Я заметила, что она слушает меня в чрезвычайном смятении чувств; внезапная радость ее ошеломила, она сперва покраснела, затем, задрожав всем телом, переменилась в лице и побледнела и была близка к обмороку, однако. поспешно позвонила в колокольчик, на который не замедлила явиться горничная; квакерша сделала знак рукой (язык ей не повиновался), чтобы та налила ей вина, однако она так задыхалась, что чуть не захлебнулась. Я видела, что она совсем больна, и принялась приводить ее в чувство, как могла; с помощью вина и нюхательной соли мне удалось предотвратить обморок; чуть придя в себя, квакерша сделала знак горничной удалиться, и как только дверь за той закрылась, разразилась слезами, что в большой мере облегчило ей душу. Затем, несколько оправившись, она бросилась ко мне и обвила мою шею руками. «Ах, — воскликнула она, — ты чуть было меня не убила!» Так стояла она, прижавшись ко мне, спрятав свою голову у меня на груди, не умея и слова выговорить, но плача, как дитя, которое только что выпороли.
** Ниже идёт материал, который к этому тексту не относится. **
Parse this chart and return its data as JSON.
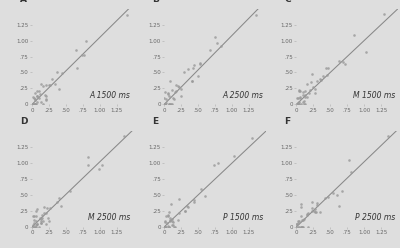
{
  "panels": [
    "A",
    "B",
    "C",
    "D",
    "E",
    "F"
  ],
  "labels": [
    "A 1500 ms",
    "A 2500 ms",
    "M 1500 ms",
    "M 2500 ms",
    "P 1500 ms",
    "P 2500 ms"
  ],
  "background_color": "#dedede",
  "dot_color": "#999999",
  "line_color": "#888888",
  "dot_size": 3.5,
  "panel_label_color": "#333333",
  "xlim": [
    0,
    1.5
  ],
  "ylim": [
    0,
    1.5
  ],
  "xticks": [
    0.0,
    0.25,
    0.5,
    0.75,
    1.0,
    1.25
  ],
  "yticks": [
    0.0,
    0.25,
    0.5,
    0.75,
    1.0,
    1.25
  ],
  "xtick_labels": [
    "0",
    ".25",
    ".50",
    ".75",
    "1.00",
    "1.25"
  ],
  "ytick_labels": [
    "0",
    ".25",
    ".50",
    ".75",
    "1.00",
    "1.25"
  ],
  "tick_label_fontsize": 4.0,
  "panel_fontsize": 6.5,
  "label_fontsize": 5.5,
  "seeds": [
    42,
    43,
    44,
    45,
    46,
    47
  ],
  "n_points": [
    40,
    38,
    42,
    40,
    38,
    40
  ],
  "slopes": [
    1.05,
    1.08,
    1.0,
    1.02,
    1.0,
    1.02
  ],
  "intercepts": [
    0.0,
    0.0,
    0.0,
    0.0,
    0.0,
    0.0
  ]
}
Я пожалела, что не заставила ее выпить стакан вина раньше, посреди моей речи, которая оказала на нее столь сильное действие; но об этом уже поздно было жалеть; нечаянная радость чуть было ее не убила, казалось, один шанс из десяти, что она оправится.
В конце концов она, все же, пришла в себя и в выражениях самых трогательных принялась меня благодарить. Я, однако, прервала ее излияния, сказав, что я не все еще ей открыла, но что отложу этот разговор до следующего раза. Я имела в виду мой сундук с серебряной утварью, добрую половину которой я уже ей отдала (часть же я подарила Эми, ибо у меня было так много серебряных блюд и таких больших, что я боялась, как бы муж мой, увидя их, не задумался, зачем мне могло» понадобиться такое количество посуды и к тому же столь ценней; особенно смущал меня большой серебряный сундук для бутылок с вином, который стоил сто двадцать фунтов, а также огромные подсвечники, слишком большие для обычного пользования. Их я приказала Эми продать; словом, Эми выручила за всю эту посуду больше трехсот фунтов). Квакерше я подарила серебряной утвари больше, чем на шестьдесят фунтов, Эми — на тридцать с чем-то, но все равно посуды у меня оставалось еще довольно для приданого.
Благодеяния, которые мы оказали квакерше, не ограничились сорока фунтами в год, ибо мы при всяком, случае за те десять с небольшим месяцев, что прожили еще в ее доме, делали ей какие-нибудь подарки; словом, получилось, что не мы ее жильцы, а она — наша гостья, ибо хозяйство вела я, а она со своим семейством ела и пила с нами, хоть мы и платили ей за комнаты; короче говоря, я не забывала о времени своего вдовства и поэтому несколько раз на дню старалась влить радость в душу этой вдовицы.
Наконец мы с супругом начали подумывать о переезде в Голландию, где я и убеждала его осесть. Готовясь к будущему нашему образу жизни, я начала собирать мою наличность, дабы иметь ее в нашем распоряжении, как только понадобится. После этого, однажды утром я призвала к себе моего супруга.
— Вот что, милостивый государь, — сказала я ему. — У меня к вам два весьма важных вопроса; не знаю, что вы ответите мне на первый, зато на второй вы вряд ли можете мне ответить сколько-нибудь удовлетворительным образом; между тем, уверяю вас, вопрос этот весьма существенен как для вас самих, так и для дальнейшей нашей жизни, где бы она ни протекала.
Слова мои не слишком его смутили, ибо произнесены они были в игривом тоне.
— Ну что ж, душа моя, — сказал он, — задавайте ваши вопросы. Я же постараюсь ответить вам со всей откровенностью.